Zur Begrüßung hatte Christiane Nieke, Personalrat und dienstälteste Lehrerin in Herringhausen herausgestellt, dass gerade Träume und Visionen den Schulalltag mit Leben füllen würden. „Solange es den Standort Herringhausen gibt, haben sich viele Menschen mit ihren Ideen dafür eingesetzt, dass Kinder hier lernen können und das Haus mit Leben füllen“, sagte die Lehrerin. Besonders erfreut sei man gewesen, als Thekla Schäfer die Stelle der Schulleiterin übernahm. „Weil sie in einer kleinen Schule eine Menge Möglichkeiten sah – und das mit Recht. Hier kommen wieder die Träume und Visionen ins Spiel“, betonte die Pädagogin, dass die Bad Essenerin mit großem Enthusiasmus die Stelle angetreten habe. Wie beliebt Thekla Schäfer ist, formten die Viertklässler dann in Worte.

Mit Rahmenprogramm

Zwischen den Reden und Grußworten sorgten der Schulchor, Leitung Zilli Hünniger, die Flöten-AG, Leitung Bernhardette Kröger, einige Tänze mit dem eigens für die Schule komponierten Lied „Heute geht es wieder los“, Leitung Cecilia Korte, sowie einige Viertklässler mit einem schottischen Tanz für ein lebendiges und abwechslungsreiches Rahmenprogramm.

„Wir beide kommen aus Nordhorn“, freute sich Bürgermeister Klaus Goedejohann „über die Parallelen in unserem Leben“, der für die Gemeinde Bohmte als Schulträger das Grußwort mit Herringhausens Ortsbürgermeister Arnd Sehlmeyer überbrachte. Er wisse, dass es schwierig werde, an solch kleinen Schulen die Position der Schulleiterin zu besetzen. Für ihn sei neben all den Kompetenzen, die Uwe Schönrock bereits aufgezählt habe, die wichtigste Idealismus. „Dieses Gefühl spürt man an der Grundschule Herringhausen, seitdem Sie hier sind“, bescheinigte Goedejohann Thekla Schäfer.

Hervorragendes Kollegium

„Ich weiß, warum ich hier bin: Weil Ihr hier seid; ich bin begeistert von Euch“, wandte sich Thekla Schäfer direkt an die Kinder. Hilfe habe sie von dem hervorragenden Kollegium bekommen. „Ich fühle mich ganz großartig aufgenommen. Und ich habe Hilfe von den umliegenden Schulleitern bekommen.“ Zudem mache es Spaß mit Kooperationspartnern wie dem Förderverein, Kita Hummelhof, evangelische Kirchengemeinde Arenshorst oder dem SC Herringhausen sowie dem Golfclub Arenshorst zusammenzuarbeiten.

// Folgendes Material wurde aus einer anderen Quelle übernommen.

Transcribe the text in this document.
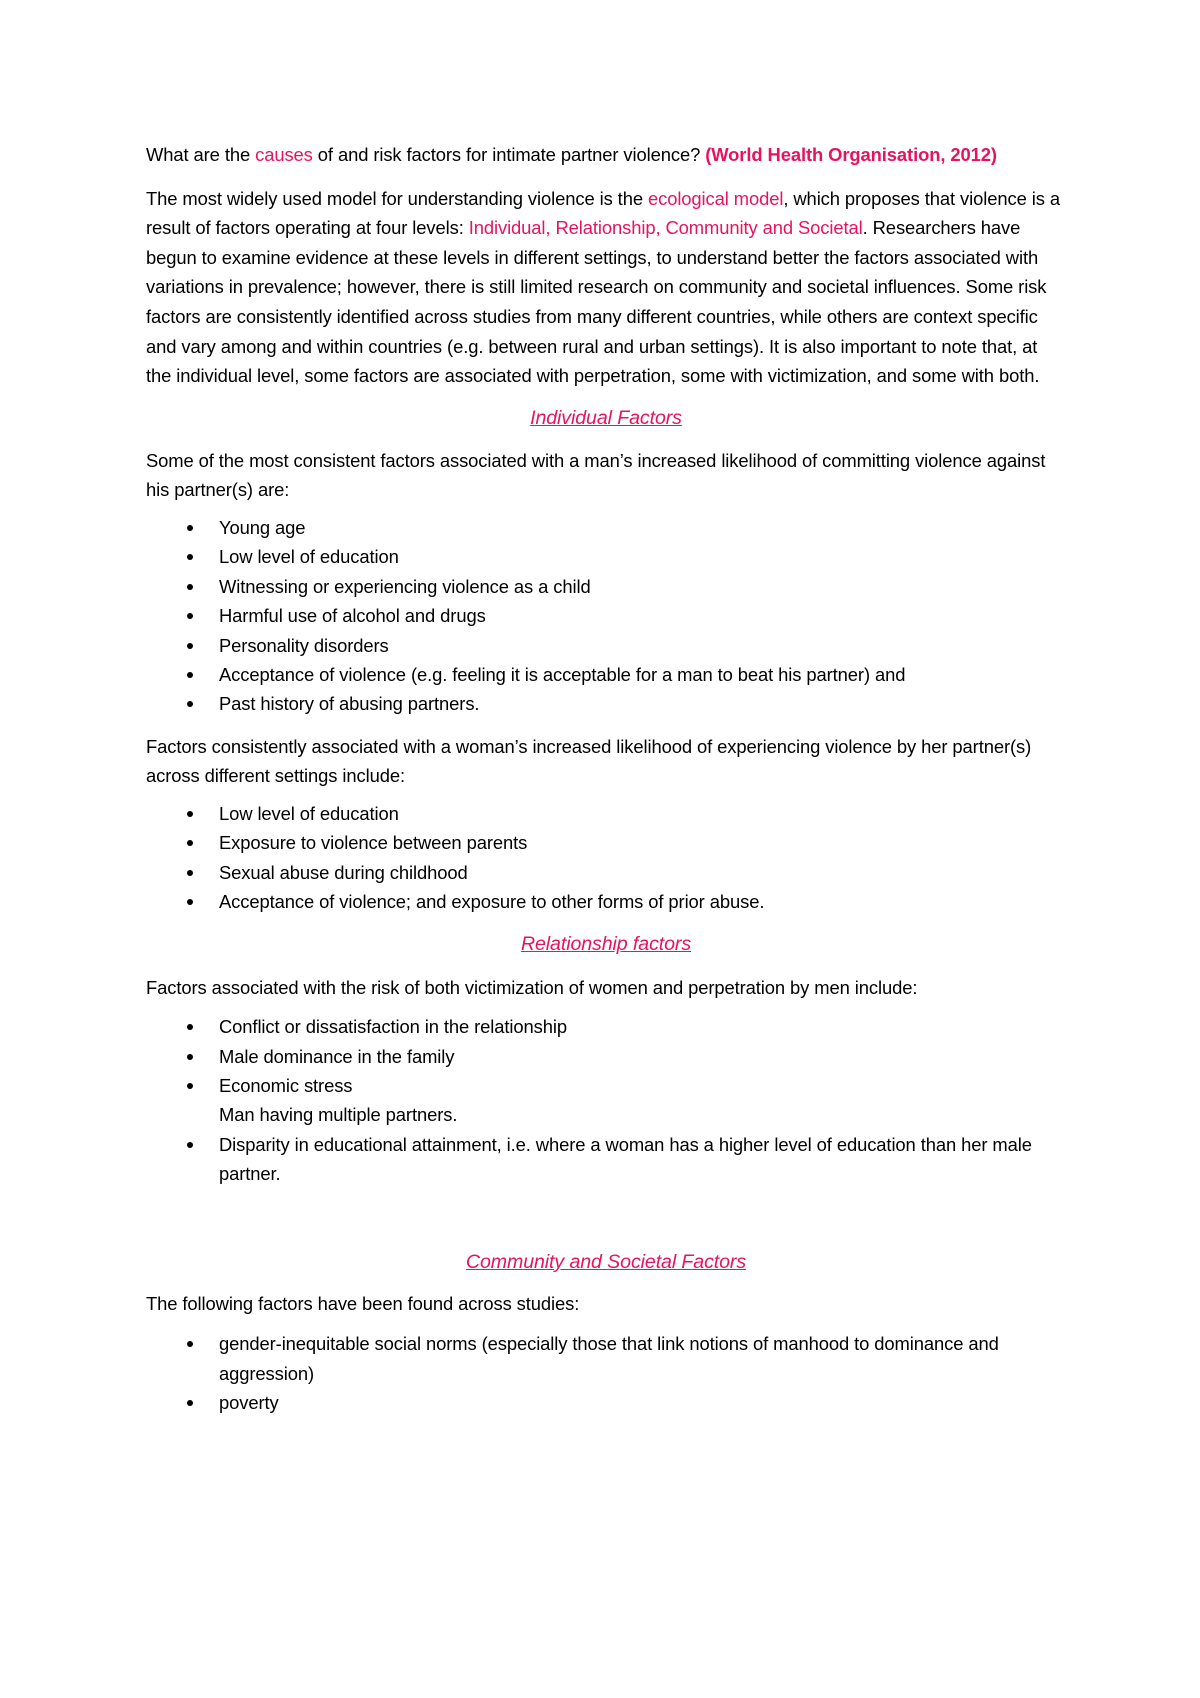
What are the causes of and risk factors for intimate partner violence? (World Health Organisation, 2012)

The most widely used model for understanding violence is the ecological model, which proposes that violence is a result of factors operating at four levels: Individual, Relationship, Community and Societal. Researchers have begun to examine evidence at these levels in different settings, to understand better the factors associated with variations in prevalence; however, there is still limited research on community and societal influences. Some risk factors are consistently identified across studies from many different countries, while others are context specific and vary among and within countries (e.g. between rural and urban settings). It is also important to note that, at the individual level, some factors are associated with perpetration, some with victimization, and some with both.

Individual Factors

Some of the most consistent factors associated with a man’s increased likelihood of committing violence against his partner(s) are:

Young age
Low level of education
Witnessing or experiencing violence as a child
Harmful use of alcohol and drugs
Personality disorders
Acceptance of violence (e.g. feeling it is acceptable for a man to beat his partner) and
Past history of abusing partners.

Factors consistently associated with a woman’s increased likelihood of experiencing violence by her partner(s) across different settings include:

Low level of education
Exposure to violence between parents
Sexual abuse during childhood
Acceptance of violence; and exposure to other forms of prior abuse.

Relationship factors

Factors associated with the risk of both victimization of women and perpetration by men include:

Conflict or dissatisfaction in the relationship
Male dominance in the family
Economic stress
Man having multiple partners.
Disparity in educational attainment, i.e. where a woman has a higher level of education than her male partner.

Community and Societal Factors

The following factors have been found across studies:

gender-inequitable social norms (especially those that link notions of manhood to dominance and aggression)
poverty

Aber: „Zur Teamarbeit gehören ebenso die Eltern.“ Ein glückliches Händchen in allen Belangen, jede Menge Geduld, „manchmal auch mit uns Eltern“, ausreichend Energie und Gelassenheit, wünschten zum Abschluss Anke Bühning, zweite Vorsitzende des Schulelternrates, und Andrea Niemann Thekla Schäfer im Namen der Eltern und des Fördervereins.